[Saber Cherry]

Quote:

Originally posted by LaFollet:
I wasn't particularly asking for the big picture of values, just the ones in the test case. (But I'd have to say that way #2 sounds very interesting. ) Cause the program I made came out with 4c 3d with a score of 110 (113 for the units and -3 for resources), and when I pluged in data from a game I'm playing now all it made was Black Hunters.
(which is why I'm now trying to force it to make a combined arms aproach)

Oooh, a working solver already!

I think that the best way to achieve a "combined arms bonus" is like this:

Value of 1st unit of a type=(base value)*f1
Value of 2nd unit of a type=(base value)*f2
Value of 3rd unit of a type=(base value)*f3

...etc, where f1, f2, f3...fn are decreasing. For example, if a "militia" had a base value of 10, and f1=2, f2=1.5, f3=1.33, f4=1.25, etc:

Value of queue:
1 militia = 10*2 = 20
2 militia = 20+10*1.5 = 35
3 militia = 35+10*1.33 = 48
4 militia = 48+10*1.25 = 61

This would result in a much more balanced queue, and the AI would be less likely to flood the battlefield with a single type of valuable unit that could be countered with a simple tactic.

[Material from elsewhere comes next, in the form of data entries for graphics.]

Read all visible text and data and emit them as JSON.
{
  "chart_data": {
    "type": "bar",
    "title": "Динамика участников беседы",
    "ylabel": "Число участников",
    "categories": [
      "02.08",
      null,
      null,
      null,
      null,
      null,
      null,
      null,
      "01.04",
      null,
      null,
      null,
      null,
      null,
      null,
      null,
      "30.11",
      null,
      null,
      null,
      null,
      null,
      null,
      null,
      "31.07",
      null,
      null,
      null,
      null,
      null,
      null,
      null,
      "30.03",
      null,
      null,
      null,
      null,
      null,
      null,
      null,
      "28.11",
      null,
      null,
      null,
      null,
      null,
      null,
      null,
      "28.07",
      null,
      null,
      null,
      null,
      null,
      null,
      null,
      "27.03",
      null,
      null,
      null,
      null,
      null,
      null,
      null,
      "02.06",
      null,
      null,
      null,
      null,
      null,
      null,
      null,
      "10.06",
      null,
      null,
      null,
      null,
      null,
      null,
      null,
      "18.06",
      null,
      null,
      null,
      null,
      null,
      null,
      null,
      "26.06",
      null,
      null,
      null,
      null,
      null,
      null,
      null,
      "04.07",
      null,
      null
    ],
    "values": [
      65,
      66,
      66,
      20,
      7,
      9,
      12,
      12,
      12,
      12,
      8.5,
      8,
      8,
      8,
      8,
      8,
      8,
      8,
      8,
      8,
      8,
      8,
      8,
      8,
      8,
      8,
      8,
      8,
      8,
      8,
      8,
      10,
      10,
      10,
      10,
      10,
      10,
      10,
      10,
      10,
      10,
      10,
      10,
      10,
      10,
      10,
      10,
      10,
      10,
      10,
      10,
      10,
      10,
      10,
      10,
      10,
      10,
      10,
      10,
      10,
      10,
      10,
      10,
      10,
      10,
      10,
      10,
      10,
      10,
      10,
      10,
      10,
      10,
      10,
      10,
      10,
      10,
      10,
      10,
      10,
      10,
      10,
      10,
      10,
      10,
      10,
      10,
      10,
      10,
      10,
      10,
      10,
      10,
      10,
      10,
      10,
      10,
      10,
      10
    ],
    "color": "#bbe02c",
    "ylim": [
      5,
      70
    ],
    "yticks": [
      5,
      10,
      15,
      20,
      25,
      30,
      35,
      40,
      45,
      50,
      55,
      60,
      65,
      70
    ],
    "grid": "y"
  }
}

A few examples of fn (the factor for the value of the nth unit of a type) are:

0) Currently, of course, fn=1 for all n.

1) fn = (n+x)/n
That's the example shown above, where x=1: fn = 2/1, 3/2, 4/3, 5/4... 1

2) fn = 2 if (n = 1), else 1
: 2, 1, 1, 1, 1... 1

3) fn = 1+(11-n)/10, minimum 1.
: 2, 1.9, 1.8, 1.7, 1.6, 1.5 ... 1.1, 1, 1... 1

Of course, there are other ways to achieve combined arms bonuses. But this one would be especially easy to add to a "brute force approach".

What do you think, should combined arms be added to the problem statement? If so, I would favor solution 1, fn=(n+x)/1, where "x" is specified in the specific case to solve. That would allow "x" to be specified in a problem instance as "0", or "no combined arms bonus".